To a large crowd of neighbors and well-wishers, Superintendent Terry Brenner forecasts “a learning environment that will be second to none”

GRAND FORKS — Grand Forks north end neighborhood will be home to a brand new Valley Middle School in about 18 months.

Officials broke ground for the $55 million, two-story school building on Wednesday afternoon, April 10, in a space just west of the current school.

“It’s long overdue,” said Walt Knipe, who watched the groundbreaking ceremony. He has lived in the neighborhood since the late 1940s and retired after a 35-year career teaching at South Middle School and Red River and Grand Forks Central high schools. He also coached at Valley Middle School and Grand Forks Central.

“It’s great for the community,” Knipe said.

The area where the new school will be built has been used as the school’s athletic field. After the old building is razed, the athletic field will occupy that area. Trees to the west of the current athletic fields that border University Park will be preserved, officials have said.

It is expected that the roughly 90,000-square-foot structure will be completed in late 2025. Whether it will be ready for occupancy in January 2026 “will depend on if it is ready and if we have the manpower to make that move at that point,” said Jonathan Ellwein, director of buildings and grounds for Grand Forks Public Schools.

Bids for the structure came in under budget, allowing planners “to add more room (in the school), especially in the gym,” Ellwein said.

“We hit a very good bidding point,” he said. “We kind of hit a sweet spot where just about everything came in lower than expected.”

Ellwein attributed that, in part, to building contractors not having a full slate of projects.

Kyle Kvamme, director of community engagement and project development with ICON and a Grand Forks City Council member, echoed that good news, noting that bids initially came in $6 million under budget and the central kitchen came in $700,000 under budget.

“We were able to add things back in that we thought we had to cut,” Kvamme said. “All of them are student spaces.”

ICON Architects are providing the architectural services, along with their architect partner, the Cunningham Group, based in Minneapolis. The Construction Engineers firm, the “construction managers at risk,” or CMAR, will build the school. During the groundbreaking ceremony, Allie Stevens, project manager and architect with ICON, said the project “has been such a joy for us,” and thanked members of the community engagement group and school staff who met with and provided input for the architects.
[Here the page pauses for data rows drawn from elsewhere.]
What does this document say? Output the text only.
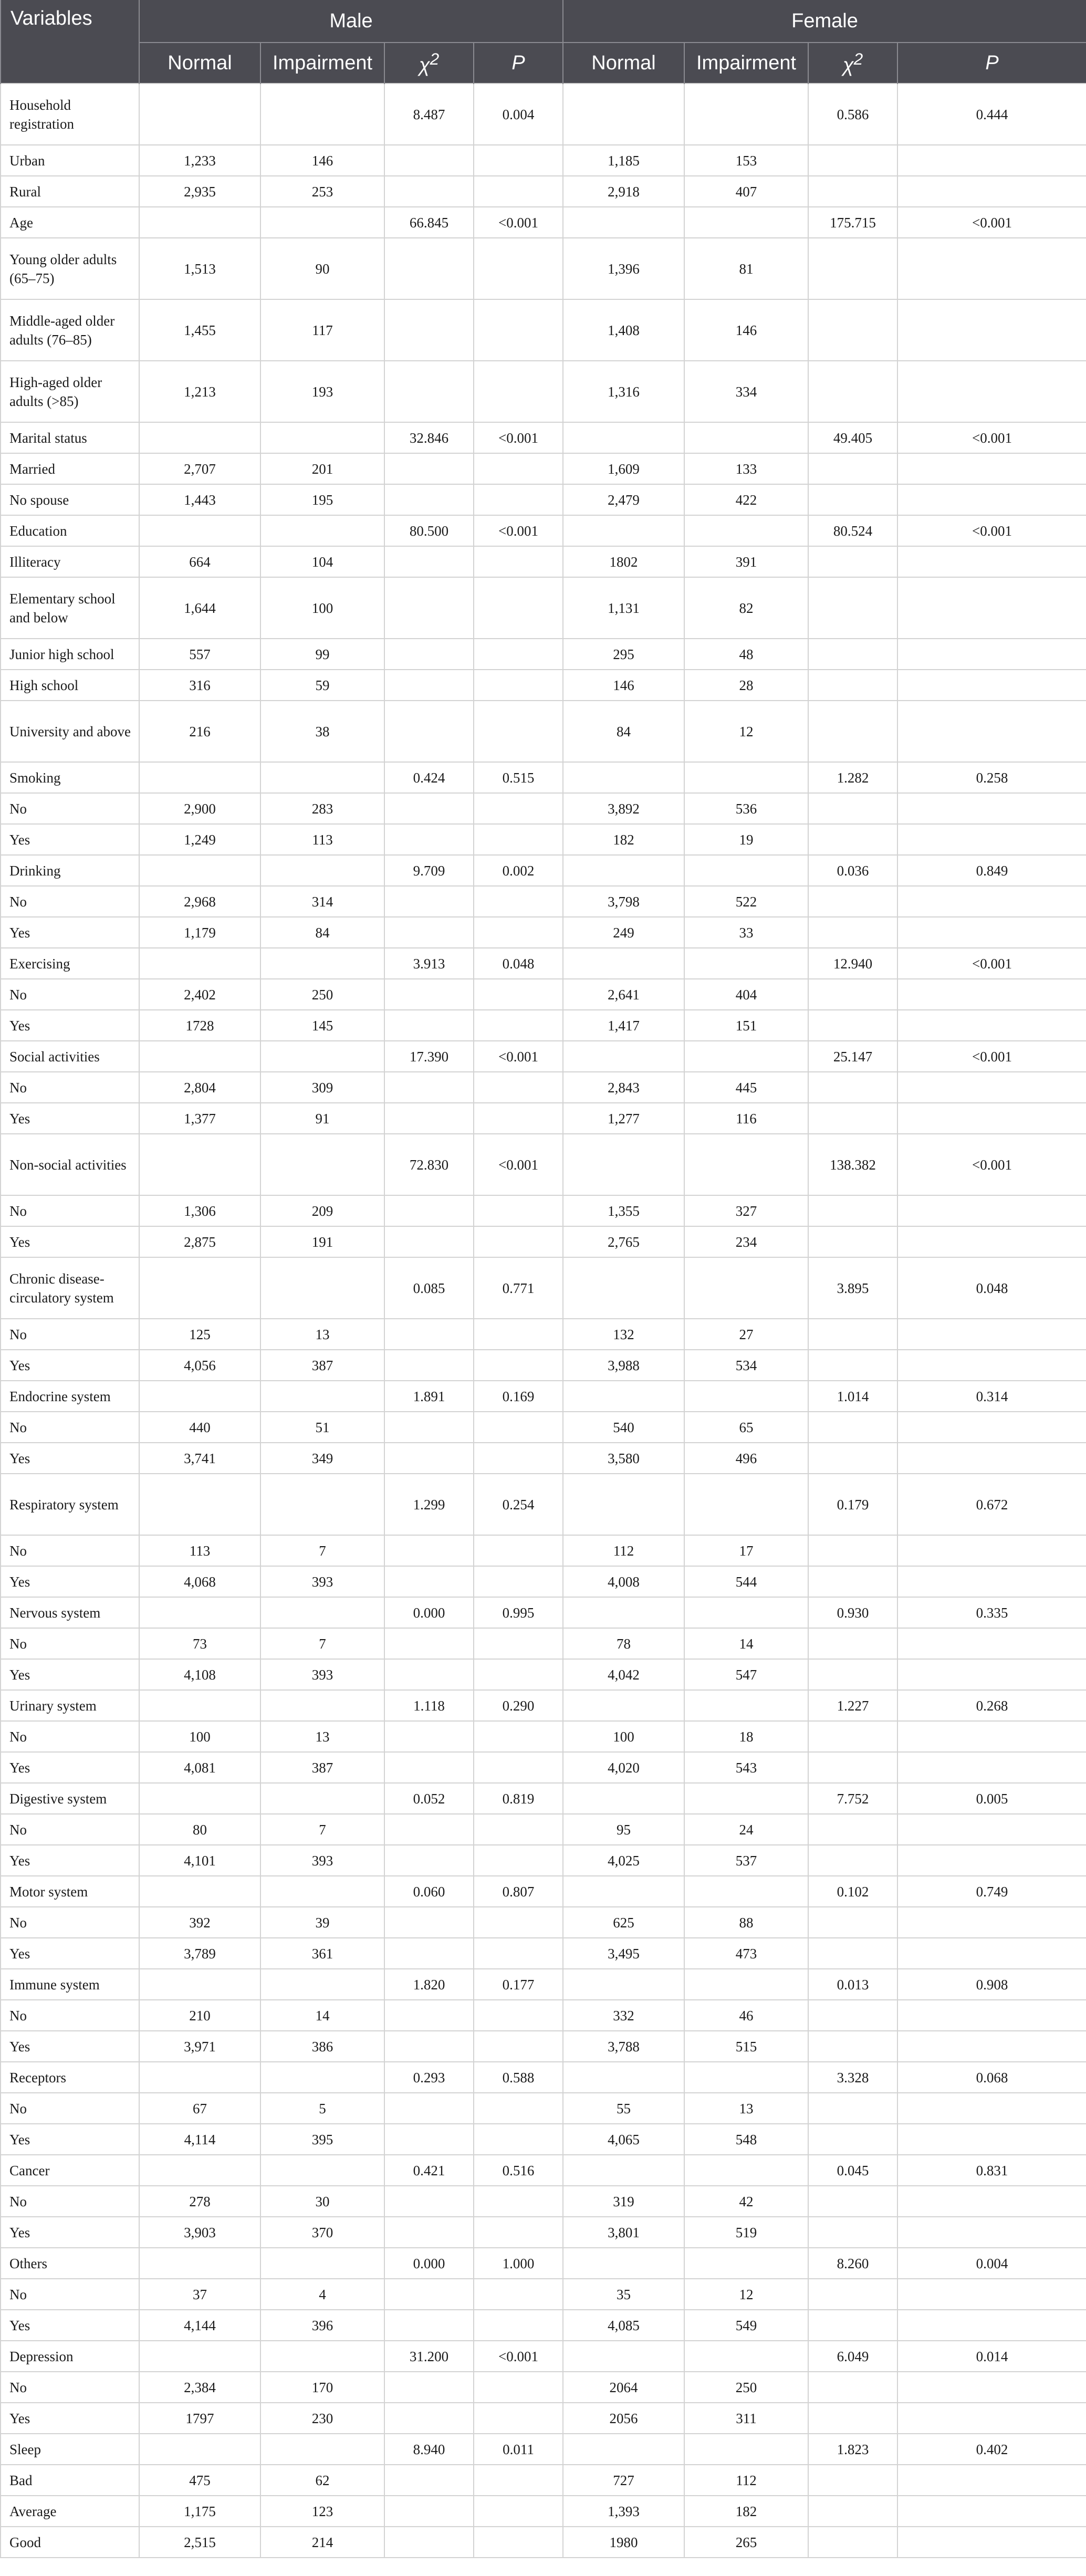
Variables	Male				Female			
	Normal	Impairment	$\chi^2$	P	Normal	Impairment	$\chi^2$	P
Household registration			8.487	0.004			0.586	0.444
Urban	1,233	146			1,185	153		
Rural	2,935	253			2,918	407		
Age			66.845	<0.001			175.715	<0.001
Young older adults (65–75)	1,513	90			1,396	81		
Middle-aged older adults (76–85)	1,455	117			1,408	146		
High-aged older adults (>85)	1,213	193			1,316	334		
Marital status			32.846	<0.001			49.405	<0.001
Married	2,707	201			1,609	133		
No spouse	1,443	195			2,479	422		
Education			80.500	<0.001			80.524	<0.001
Illiteracy	664	104			1802	391		
Elementary school and below	1,644	100			1,131	82		
Junior high school	557	99			295	48		
High school	316	59			146	28		
University and above	216	38			84	12		
Smoking			0.424	0.515			1.282	0.258
No	2,900	283			3,892	536		
Yes	1,249	113			182	19		
Drinking			9.709	0.002			0.036	0.849
No	2,968	314			3,798	522		
Yes	1,179	84			249	33		
Exercising			3.913	0.048			12.940	<0.001
No	2,402	250			2,641	404		
Yes	1728	145			1,417	151		
Social activities			17.390	<0.001			25.147	<0.001
No	2,804	309			2,843	445		
Yes	1,377	91			1,277	116		
Non-social activities			72.830	<0.001			138.382	<0.001
No	1,306	209			1,355	327		
Yes	2,875	191			2,765	234		
Chronic disease-circulatory system			0.085	0.771			3.895	0.048
No	125	13			132	27		
Yes	4,056	387			3,988	534		
Endocrine system			1.891	0.169			1.014	0.314
No	440	51			540	65		
Yes	3,741	349			3,580	496		
Respiratory system			1.299	0.254			0.179	0.672
No	113	7			112	17		
Yes	4,068	393			4,008	544		
Nervous system			0.000	0.995			0.930	0.335
No	73	7			78	14		
Yes	4,108	393			4,042	547		
Urinary system			1.118	0.290			1.227	0.268
No	100	13			100	18		
Yes	4,081	387			4,020	543		
Digestive system			0.052	0.819			7.752	0.005
No	80	7			95	24		
Yes	4,101	393			4,025	537		
Motor system			0.060	0.807			0.102	0.749
No	392	39			625	88		
Yes	3,789	361			3,495	473		
Immune system			1.820	0.177			0.013	0.908
No	210	14			332	46		
Yes	3,971	386			3,788	515		
Receptors			0.293	0.588			3.328	0.068
No	67	5			55	13		
Yes	4,114	395			4,065	548		
Cancer			0.421	0.516			0.045	0.831
No	278	30			319	42		
Yes	3,903	370			3,801	519		
Others			0.000	1.000			8.260	0.004
No	37	4			35	12		
Yes	4,144	396			4,085	549		
Depression			31.200	<0.001			6.049	0.014
No	2,384	170			2064	250		
Yes	1797	230			2056	311		
Sleep			8.940	0.011			1.823	0.402
Bad	475	62			727	112		
Average	1,175	123			1,393	182		
Good	2,515	214			1980	265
The special features of the new building include a commons area, which will serve as a gathering space, and a design that offers “a neighborhood type of environment for each team to learn and collaborate,” Stevens said.

The new school will be “a safe and modern building with a secure and accessible main entrance,” she said.

Voter approval

The project was approved by voters in a referendum in May 2023. The referendum, totalling $79 million, also included funds for security upgrades in school buildings throughout the district and a new district-wide central kitchen facility to be relocated from Valley Middle School to the Mark Sanford Education Center.

The referendum passed with a supermajority, 65% of the 4,481 votes cast; the measure needed 60% in favor to pass.

In remarks during the groundbreaking ceremony, Superintendent Terry Brenner recalled lessons learned from the 2020-21 referendum when voters rejected the K-8 school model proposed for the north side.

The new school, “I believe, will add value to our historic northside neighborhood,” Brenner told the crowd, noting that “shovels in the ground means you’re one step closer to a learning environment that will be second to none.”

Former Valley Middle School student Ryaan Alshami, now a senior at Grand Forks Central, said “Valley Pride is something that can’t be torn down.”

He recalled his memories of the school and the close relationships he formed with teachers and “two best friends who are like brothers to me.”

Also during the ceremony, Grand Forks School Board President Amber Flynn said, “For too long the north end has been underserved, overlooked and underrepresented.

“To the parents, your children deserve the best education possible regardless of zip code or socio-economic status.”

Valley Middle School’s new principal also addressed the crowd.

“All ties seem to lead to the north end – to north end pride,” said Theodore (“Tad” ) Schye, who is serving his first year as principal. “That resonates with me.”

“We have done great things,” he said, “and now it’s time to move on to do great things in a new building.”

After the ceremony, Schye told the Herald, “It’s exciting. The fencing is going up on Monday.”

At 70 years old, Valley Middle School is plagued with numerous infrastructure-related deficits,Brenner has said.

The school is obsolete from an instructional standpoint, Brenner told the Herald in spring 2023. Its design reflects “an educational factory model where we would move 30 kids from room to room around specific content,” he said. “That’s not the model of how kids learn today.”